Thursday, July 22, 2010

Summer luggins...

I am one of those people who happen to love stacking firewood. Along with pleasing my wife by making everything neat and orderly, there is something satisfying about taking hundreds of pieces of cut wood and placing them one atop the other, sometimes six feet high, and having them stay put. Much like shoveling snow, there's something to see when you're done...the accomplishment is there before you.

During days gone by, I'd stack the wood and cover it with tarps...blue tarps, brown tarps, green tarps...all very fashionable out here in the country...to keep the wood dry after it was stacked and to prevent snow from accumulating on it.

Well, that was the idea. Of course, the tarps developed holes, the snow and ice got through, and soon there would be large numbers of pieces of wood stuck together. Then, once the snow got high enough, you'd have to rip the tarp off the pile to get to the darned things, big chunks of ice would fall of the piles taking out a toe or two, and half of the piles would fall over. Dragged into the house, the snow and ice would create large puddles all over the place, and the wood would just smolder in the wood stove.

The idea is that a wood stove is a different kind of heat (just like Arizona, it's dry and hot...until the snow gets to it).
By Spring time there would be lots of wet wood and shreds of plastic stringy things that would be unidentifiable as one-time covers.

My wife wanted a wood shed. She got Bobby to make one and she loves it. I still do the ordering, oversee the delivery (that's when the truck drives over the front yard and dumps four cord of wood on the side lawn that no grass grows on any more), and I stack. She loves the wood shed. I think because it causes order and she can keep order in the house when I'm not in it.

I always wondered why I liked stacking wood.
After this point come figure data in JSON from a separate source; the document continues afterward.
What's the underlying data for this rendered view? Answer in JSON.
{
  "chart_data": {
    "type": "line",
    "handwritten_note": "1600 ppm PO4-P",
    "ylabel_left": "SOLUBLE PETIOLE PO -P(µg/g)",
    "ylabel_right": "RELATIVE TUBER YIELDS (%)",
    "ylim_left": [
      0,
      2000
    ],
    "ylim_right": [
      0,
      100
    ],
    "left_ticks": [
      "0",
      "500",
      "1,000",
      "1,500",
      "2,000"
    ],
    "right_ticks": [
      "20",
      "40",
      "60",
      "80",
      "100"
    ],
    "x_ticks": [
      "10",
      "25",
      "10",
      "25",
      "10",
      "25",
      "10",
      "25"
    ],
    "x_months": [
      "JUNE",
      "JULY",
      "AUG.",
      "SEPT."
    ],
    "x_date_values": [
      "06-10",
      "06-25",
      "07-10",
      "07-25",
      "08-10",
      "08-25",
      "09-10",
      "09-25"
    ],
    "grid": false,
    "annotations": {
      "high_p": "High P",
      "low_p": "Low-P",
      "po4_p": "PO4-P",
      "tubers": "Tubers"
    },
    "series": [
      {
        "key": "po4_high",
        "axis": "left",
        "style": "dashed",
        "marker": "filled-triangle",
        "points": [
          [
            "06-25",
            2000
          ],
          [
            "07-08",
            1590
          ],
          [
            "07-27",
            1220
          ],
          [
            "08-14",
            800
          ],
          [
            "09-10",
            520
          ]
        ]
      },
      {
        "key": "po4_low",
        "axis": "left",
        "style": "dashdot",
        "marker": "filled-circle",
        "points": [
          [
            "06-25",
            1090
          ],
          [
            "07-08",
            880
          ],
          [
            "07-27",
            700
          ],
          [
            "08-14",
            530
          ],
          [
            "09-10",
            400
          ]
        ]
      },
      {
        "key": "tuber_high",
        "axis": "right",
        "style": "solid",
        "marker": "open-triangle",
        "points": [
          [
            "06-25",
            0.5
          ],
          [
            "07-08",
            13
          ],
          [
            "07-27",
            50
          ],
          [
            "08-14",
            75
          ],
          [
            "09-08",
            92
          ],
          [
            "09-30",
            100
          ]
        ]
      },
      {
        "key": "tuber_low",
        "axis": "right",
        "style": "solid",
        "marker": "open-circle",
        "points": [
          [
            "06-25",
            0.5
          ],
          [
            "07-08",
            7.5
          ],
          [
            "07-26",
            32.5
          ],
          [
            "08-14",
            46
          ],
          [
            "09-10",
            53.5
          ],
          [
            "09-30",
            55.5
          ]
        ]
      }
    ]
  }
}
It gets me outdoors (away from everyone else, as no one wants to help stack), it's mindless work (I get to think about everything else to excess), and when it's done it looks real nice. It makes me feel like a competent engineer...and there's something artistic about the result. A free standing sculpture!

Today, for the first time, as I was lugging wood from a stack on the outside to place it in the shed, I thought of my great-grandfather on my mother's side and my great-great grandfather on my father's side. Both were farmers and, by all accounts, very successful ones. To be a good farmer, I think, things have to be in order and I bet their wood piles were nice and neat...maybe that's where I get that from. It's as close to being a farmer as I'll ever be (a week of rain and mud talked Theresa out of wanting horses and if you see my flower beds you'll know why I'm not doing any vegetable gardening).

From the other sides of the families I get that other satisfaction...my reward for doing all of this work...a nice glass of wine (or two) or a cold scotch and water (or two). Now that I think of that, maybe that's why Great-Uncle Henry lost the farm!



1 comment:

  1. Poor Great Uncle Henry!! This is great. Definitely motivating me.